Grace Hobbs, 12, most recently led a project to make Valentine’s cards for all eight nursing homes and assisted living centers in Shawnee. Grace was able to deliver 465 cards for nursing staff to hand out, surpassing her goal of 300.
She had help from her grandmother, Judy Peters, who donated supplies; her mother, Charity Hobbs, a teacher at NRC High School; several NRC teachers and their students; and her fellow 4-H Club members.
Grace’s aunt, Courtney Branch, works at Seminole Care and Rehab and told her that patients “never get anything for Valentine’s Day.”
“So I decided to make them Valentine’s Day cards because it’s easier than doing anything else,” she said during a 4-H council meeting at the OSU Extension in
Shawnee on Feb. 8. “I hope it’ll be good for them (and) it’ll make them feel happy that someone thought of them.”
This isn’t the first time Grace has contributed to the happiness of nursing home residents. Last year, she and her 4-H group donated 300 homemade Christmas cards.
She has also donated holiday decorations to be hung on doors at the Seminole nursing home for Valentine’s, Easter, and Christmas over the past couple of years.
Also, over Christmas break, Grace used her sewing skills learned in 4-H to create 25 scarves for robotic cats and dogs, which the American Red Cross was sending to veterans’ nursing homes in Texas to assist dementia patients in their therapy, said Charity.
When her grandmother, Lynna Lindsay, had cancer, and her port made it painful to wear a seatbelt, Grace decided to sew her a port pillow. Then, she went on to sew 25 port pillows for other people with cancer.
In addition, Grace made and sold Christmas gnomes, raising $500, and she was able to buy fabric with that money. So, in Nov., she held a workshop where 14 fellow 4-H’ers sewed 30 lap blankets for hospice patients.
With the leftover money, Grace plans to host another workshop to sew pillowcases for Ryan’s Case for Smiles to benefit patients at OU Children’s Hospital.

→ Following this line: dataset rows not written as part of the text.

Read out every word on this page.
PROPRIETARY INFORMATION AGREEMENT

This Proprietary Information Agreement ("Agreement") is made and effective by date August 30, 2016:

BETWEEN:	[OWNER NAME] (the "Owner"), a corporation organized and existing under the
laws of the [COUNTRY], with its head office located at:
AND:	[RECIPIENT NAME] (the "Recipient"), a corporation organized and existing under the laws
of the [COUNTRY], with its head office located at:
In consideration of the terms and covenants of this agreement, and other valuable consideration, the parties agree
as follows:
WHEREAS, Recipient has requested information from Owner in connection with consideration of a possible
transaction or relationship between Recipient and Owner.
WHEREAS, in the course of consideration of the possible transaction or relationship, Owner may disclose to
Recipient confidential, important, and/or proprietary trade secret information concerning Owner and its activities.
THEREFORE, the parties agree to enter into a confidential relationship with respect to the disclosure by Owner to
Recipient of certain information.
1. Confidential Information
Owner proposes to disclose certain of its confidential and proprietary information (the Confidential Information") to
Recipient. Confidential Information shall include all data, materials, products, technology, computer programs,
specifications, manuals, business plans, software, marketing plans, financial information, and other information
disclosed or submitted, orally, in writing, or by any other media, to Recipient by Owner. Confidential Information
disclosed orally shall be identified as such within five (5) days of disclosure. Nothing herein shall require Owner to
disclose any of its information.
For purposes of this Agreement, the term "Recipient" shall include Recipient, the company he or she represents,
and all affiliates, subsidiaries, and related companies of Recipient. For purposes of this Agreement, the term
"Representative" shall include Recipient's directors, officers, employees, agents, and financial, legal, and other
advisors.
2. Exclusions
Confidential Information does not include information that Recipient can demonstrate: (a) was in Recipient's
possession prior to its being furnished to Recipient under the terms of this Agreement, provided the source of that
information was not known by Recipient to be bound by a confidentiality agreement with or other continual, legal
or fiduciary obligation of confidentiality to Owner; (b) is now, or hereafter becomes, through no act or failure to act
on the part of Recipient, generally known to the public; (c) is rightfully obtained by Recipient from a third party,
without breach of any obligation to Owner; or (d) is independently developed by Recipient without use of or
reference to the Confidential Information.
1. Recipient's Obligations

Grace began her community service projects in 2020 when Branch mentioned that there were no masks for her or her co-workers. Another friend had a hole in her mask and couldn’t find them to buy. So, one night, Charity and Grace stayed up late sewing masks. Eventually, they and their friends had made 110 to donate.
“I don’t remember how many we made that first night, but we were like, ‘We want everybody that can work there to have a mask on their face that doesn’t have a hole in it. What’s the point of that?’” said Charity.